Creativity is the most sought-after human skill in this era. Organizations are training their employee on divergent thinking and rewarding out-of-the-box ideas. Parents are evaluating schools based on their ability to invoke imagination and inventiveness in their kids.

A number of researches support the fact that creativity is an element of every human brain that can be stimulated at any point in life. We have examples ranging from very young creative inventors to people who come up with brilliant ideas in the later part of their life.  

If creativity is an inherent feature of human brain, then why some people are unable to switch on their creative side of the brain and stay confined to logical thinking? Most of the time it is because of three toxins, Guilt, Shame and Fear, which restrain the thinking to shift from logical to creative part of the brain.

Three Toxins that Kill Creativity
Three Toxins that Kill Creativity

Guilt is one of the toxins that stops the brain from activating its creative circuit.

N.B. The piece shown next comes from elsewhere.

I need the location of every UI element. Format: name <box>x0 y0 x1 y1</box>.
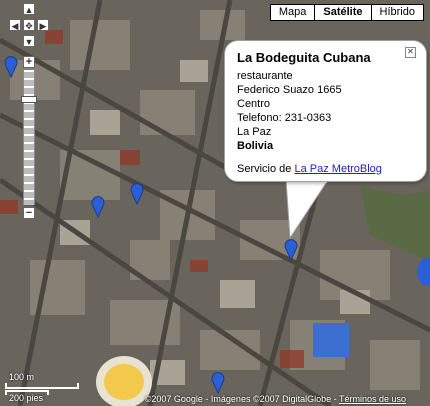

It is the discomforting and haunting feeling that is associated with the past experiences like guilt of messing up things in the past. Reminding people (particularly kids) of their poor performance and failures not only stops them from thinking creatively but also affects their self-esteem.

Shame is more associated with the present or near past. It’s the feeling of humiliation a person suffers when others disapprove of their action or ideas. It stops a person from expressing themself openly. The person starts perceiving the environment and people around him as hostile, which forces him to reject his ideas that are different from others, without getting feedback from them. 

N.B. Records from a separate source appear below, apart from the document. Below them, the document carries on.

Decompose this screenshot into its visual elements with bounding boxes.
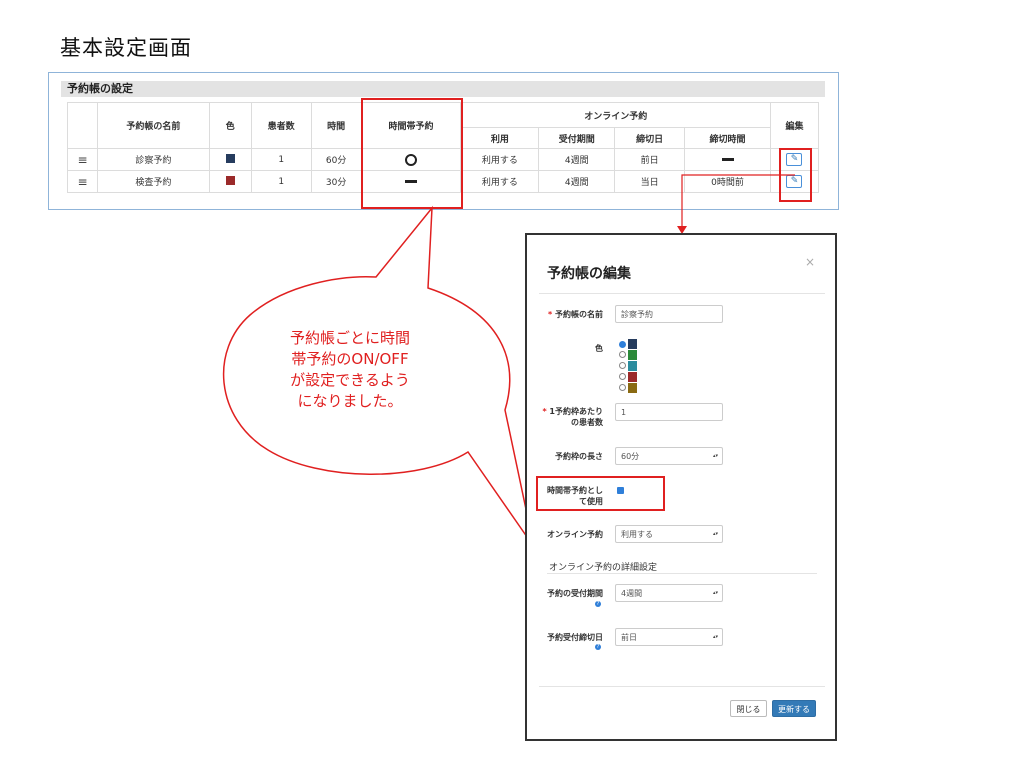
- color-radio[interactable]: [619, 373, 626, 380]
- color-swatch: [628, 339, 637, 349]
- color-swatch: [628, 372, 637, 382]
- color-radio[interactable]: [619, 351, 626, 358]
- divider: [539, 293, 825, 294]
- period-select[interactable]: 4週間: [615, 584, 723, 602]
- length-select[interactable]: 60分: [615, 447, 723, 465]
- close-icon[interactable]: ×: [805, 255, 815, 269]
- help-icon[interactable]: ?: [595, 644, 601, 650]
- patients-label: * 1予約枠あたり の患者数: [542, 407, 603, 427]
- length-label: 予約枠の長さ: [555, 452, 603, 461]
- name-input[interactable]: 診察予約: [615, 305, 723, 323]
- callout-line: が設定できるよう: [290, 371, 410, 389]
- deadline-label: 予約受付締切日: [547, 633, 603, 642]
- edit-reservation-book-modal: 予約帳の編集 × * 予約帳の名前 診察予約 色 * 1予約枠あたり の患者数 1…: [525, 233, 837, 741]
- online-select[interactable]: 利用する: [615, 525, 723, 543]
- color-swatch: [628, 361, 637, 371]
- online-label: オンライン予約: [547, 530, 603, 539]
- divider: [547, 573, 817, 574]
- callout-line: 帯予約のON/OFF: [291, 350, 409, 368]
- deadline-select[interactable]: 前日: [615, 628, 723, 646]
- color-radio[interactable]: [619, 362, 626, 369]
- color-label: 色: [595, 344, 603, 353]
- callout-text: 予約帳ごとに時間 帯予約のON/OFF が設定できるよう になりました。: [240, 328, 460, 412]
- color-swatch: [628, 383, 637, 393]
- close-button[interactable]: 閉じる: [730, 700, 767, 717]
- update-button[interactable]: 更新する: [772, 700, 816, 717]
- arrow-line: [681, 174, 795, 228]
- detail-section-title: オンライン予約の詳細設定: [549, 563, 658, 573]
- color-radio[interactable]: [619, 384, 626, 391]
- color-radio[interactable]: [619, 341, 626, 348]
- annotation-overlay: [222, 174, 795, 548]
- timeslot-highlight: [536, 476, 665, 511]
- color-swatch: [628, 350, 637, 360]
- period-label: 予約の受付期間: [547, 589, 603, 598]
- callout-line: になりました。: [297, 392, 403, 410]
- divider: [539, 686, 825, 687]
- patients-input[interactable]: 1: [615, 403, 723, 421]
- help-icon[interactable]: ?: [595, 601, 601, 607]
- name-label: * 予約帳の名前: [548, 310, 603, 319]
- modal-title: 予約帳の編集: [547, 266, 631, 282]
- callout-line: 予約帳ごとに時間: [289, 329, 410, 347]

One of the acronyms for Fear is “False Expectations Appearing Real”, which means to be afraid of some negative outcome down the road in future that has a very little or no chance of happening. This only hold us back from taking risks. It is the fear of failure that stops us from dreaming and trying new things, making us stick to the traditional ways. 

A supportive environment, which is free of these toxins, nurtures creativity. In addition to our professional life, creativity is equally important in our personal life as well. It fuels self-improvement and empowers us to live a more fulfilling life. Creative persons are reported to have high self-esteem.